Like us, cells are continuously exposed to chemicals, nutrients, and contact with other cells (among other stimuli), which help them shape their identity. Also like us, the impact of such stimuli is not always the same: depending on their identity, cells might react differently to the same chemical. Also like for most of us, cellular identity (also referred to as cellular state) is not a static concept and can change during the course of life. With this in mind, several questions arise: do different cells in the same state react differently to the same stimulus? Can we predict how the same cell will react differently to the same stimulus at different times of its life? Does a cell remember the sequence of stimuli it has been exposed? Does such memories impact cell identity?

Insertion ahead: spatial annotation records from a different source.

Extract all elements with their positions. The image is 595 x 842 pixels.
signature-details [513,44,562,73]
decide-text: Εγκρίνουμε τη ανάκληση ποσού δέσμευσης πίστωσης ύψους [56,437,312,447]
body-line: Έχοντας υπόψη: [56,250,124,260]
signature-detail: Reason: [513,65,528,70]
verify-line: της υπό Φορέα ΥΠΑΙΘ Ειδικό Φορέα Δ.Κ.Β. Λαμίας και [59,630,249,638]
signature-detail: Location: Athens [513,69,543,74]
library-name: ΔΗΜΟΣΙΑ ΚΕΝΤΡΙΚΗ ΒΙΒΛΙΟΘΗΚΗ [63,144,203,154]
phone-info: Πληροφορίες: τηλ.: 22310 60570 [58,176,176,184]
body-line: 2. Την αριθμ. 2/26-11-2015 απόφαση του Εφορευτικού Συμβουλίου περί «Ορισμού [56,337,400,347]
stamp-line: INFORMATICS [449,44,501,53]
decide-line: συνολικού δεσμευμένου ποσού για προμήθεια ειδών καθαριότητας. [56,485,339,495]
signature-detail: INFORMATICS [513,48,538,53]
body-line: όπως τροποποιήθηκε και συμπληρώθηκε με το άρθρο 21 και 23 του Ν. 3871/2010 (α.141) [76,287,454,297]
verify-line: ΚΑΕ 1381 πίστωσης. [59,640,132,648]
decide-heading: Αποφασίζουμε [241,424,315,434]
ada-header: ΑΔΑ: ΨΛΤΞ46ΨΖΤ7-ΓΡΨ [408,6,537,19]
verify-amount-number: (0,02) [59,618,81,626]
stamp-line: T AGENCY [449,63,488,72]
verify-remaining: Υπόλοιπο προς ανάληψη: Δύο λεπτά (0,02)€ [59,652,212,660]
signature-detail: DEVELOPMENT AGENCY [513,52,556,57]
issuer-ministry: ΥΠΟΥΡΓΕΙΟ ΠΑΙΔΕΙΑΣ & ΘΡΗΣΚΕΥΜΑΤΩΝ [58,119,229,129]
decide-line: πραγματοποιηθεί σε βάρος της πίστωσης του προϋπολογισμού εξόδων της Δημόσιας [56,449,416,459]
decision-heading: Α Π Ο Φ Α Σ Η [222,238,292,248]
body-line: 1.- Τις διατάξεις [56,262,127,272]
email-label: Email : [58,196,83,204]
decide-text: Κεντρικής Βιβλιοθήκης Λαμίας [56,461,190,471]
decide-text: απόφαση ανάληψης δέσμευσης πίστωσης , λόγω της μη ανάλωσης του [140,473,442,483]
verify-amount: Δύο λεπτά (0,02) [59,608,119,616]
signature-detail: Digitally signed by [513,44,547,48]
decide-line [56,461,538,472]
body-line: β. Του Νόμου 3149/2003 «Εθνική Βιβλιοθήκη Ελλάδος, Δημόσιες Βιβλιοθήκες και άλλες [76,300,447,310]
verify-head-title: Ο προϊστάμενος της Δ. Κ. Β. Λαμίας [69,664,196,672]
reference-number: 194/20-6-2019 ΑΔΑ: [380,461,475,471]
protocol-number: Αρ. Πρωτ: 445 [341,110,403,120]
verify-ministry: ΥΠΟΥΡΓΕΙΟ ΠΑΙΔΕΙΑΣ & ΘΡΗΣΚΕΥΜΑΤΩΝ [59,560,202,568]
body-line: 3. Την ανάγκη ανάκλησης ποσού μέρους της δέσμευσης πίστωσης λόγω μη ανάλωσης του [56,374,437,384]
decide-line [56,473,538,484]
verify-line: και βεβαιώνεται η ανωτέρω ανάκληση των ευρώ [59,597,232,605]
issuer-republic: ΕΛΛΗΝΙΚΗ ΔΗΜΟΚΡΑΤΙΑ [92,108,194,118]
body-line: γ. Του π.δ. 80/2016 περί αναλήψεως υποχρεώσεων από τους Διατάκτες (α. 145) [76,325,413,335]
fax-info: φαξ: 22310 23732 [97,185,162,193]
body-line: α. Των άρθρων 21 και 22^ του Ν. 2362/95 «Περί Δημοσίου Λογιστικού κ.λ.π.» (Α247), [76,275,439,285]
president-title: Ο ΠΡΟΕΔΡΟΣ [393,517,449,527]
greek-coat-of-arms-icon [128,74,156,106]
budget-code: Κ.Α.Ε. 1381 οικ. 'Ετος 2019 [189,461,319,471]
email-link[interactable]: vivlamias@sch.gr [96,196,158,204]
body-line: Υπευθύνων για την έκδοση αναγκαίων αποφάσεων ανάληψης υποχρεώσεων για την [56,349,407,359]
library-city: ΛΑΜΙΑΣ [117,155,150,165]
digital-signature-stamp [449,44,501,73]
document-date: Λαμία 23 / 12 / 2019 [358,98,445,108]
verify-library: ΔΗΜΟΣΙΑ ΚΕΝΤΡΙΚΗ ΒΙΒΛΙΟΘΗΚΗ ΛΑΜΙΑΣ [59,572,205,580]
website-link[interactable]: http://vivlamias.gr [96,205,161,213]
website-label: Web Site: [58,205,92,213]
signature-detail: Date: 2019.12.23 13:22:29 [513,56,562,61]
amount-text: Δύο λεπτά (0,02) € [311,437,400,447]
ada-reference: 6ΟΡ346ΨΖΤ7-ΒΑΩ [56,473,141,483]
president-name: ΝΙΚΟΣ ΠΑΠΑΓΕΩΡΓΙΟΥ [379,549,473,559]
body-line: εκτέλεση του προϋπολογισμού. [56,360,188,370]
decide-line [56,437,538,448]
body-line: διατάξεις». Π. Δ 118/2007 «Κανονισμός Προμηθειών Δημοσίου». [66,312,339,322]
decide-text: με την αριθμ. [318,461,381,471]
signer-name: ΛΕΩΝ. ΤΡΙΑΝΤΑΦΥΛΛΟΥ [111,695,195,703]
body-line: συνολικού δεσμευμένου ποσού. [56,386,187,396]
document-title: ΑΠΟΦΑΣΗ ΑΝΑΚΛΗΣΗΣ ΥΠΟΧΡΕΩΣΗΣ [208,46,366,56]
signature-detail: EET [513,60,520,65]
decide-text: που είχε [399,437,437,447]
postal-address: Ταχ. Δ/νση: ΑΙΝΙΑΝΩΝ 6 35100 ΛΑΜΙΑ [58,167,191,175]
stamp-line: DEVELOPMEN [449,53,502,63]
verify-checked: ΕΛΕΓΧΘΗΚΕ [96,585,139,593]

Being able to answer these questions would allow to anticipate the most likely trajectory that a cell will follow when subject to external perturbations and decipher the role of cellular heterogeneity. With this, we will become better at (re-)programming cell identity in vitro, which can give rise to novel and efficient personalised therapies for some diseases. Hence, the acquired knowledge will impact both fundamental developmental biology and translational regenerative medicine, which will benefit a much wider scientific community.
Within i-SignalTrace, our goal is to establish the experimental and analytical tools to investigate how cells react to stimuli at a particular time in their lives, and how this reaction impacts their identity (and the identity of their offspring) later.
Hence, we aim to establish molecular machines to "write" how different perturbations affect the expression of a some key genes. This information will be recorded in the cellular DNA forever, and will even be transferred to the daughter cells. By sequencing, we will then be able to "read" it and quantify the gene history of each cell and based on the stimuli it underwent.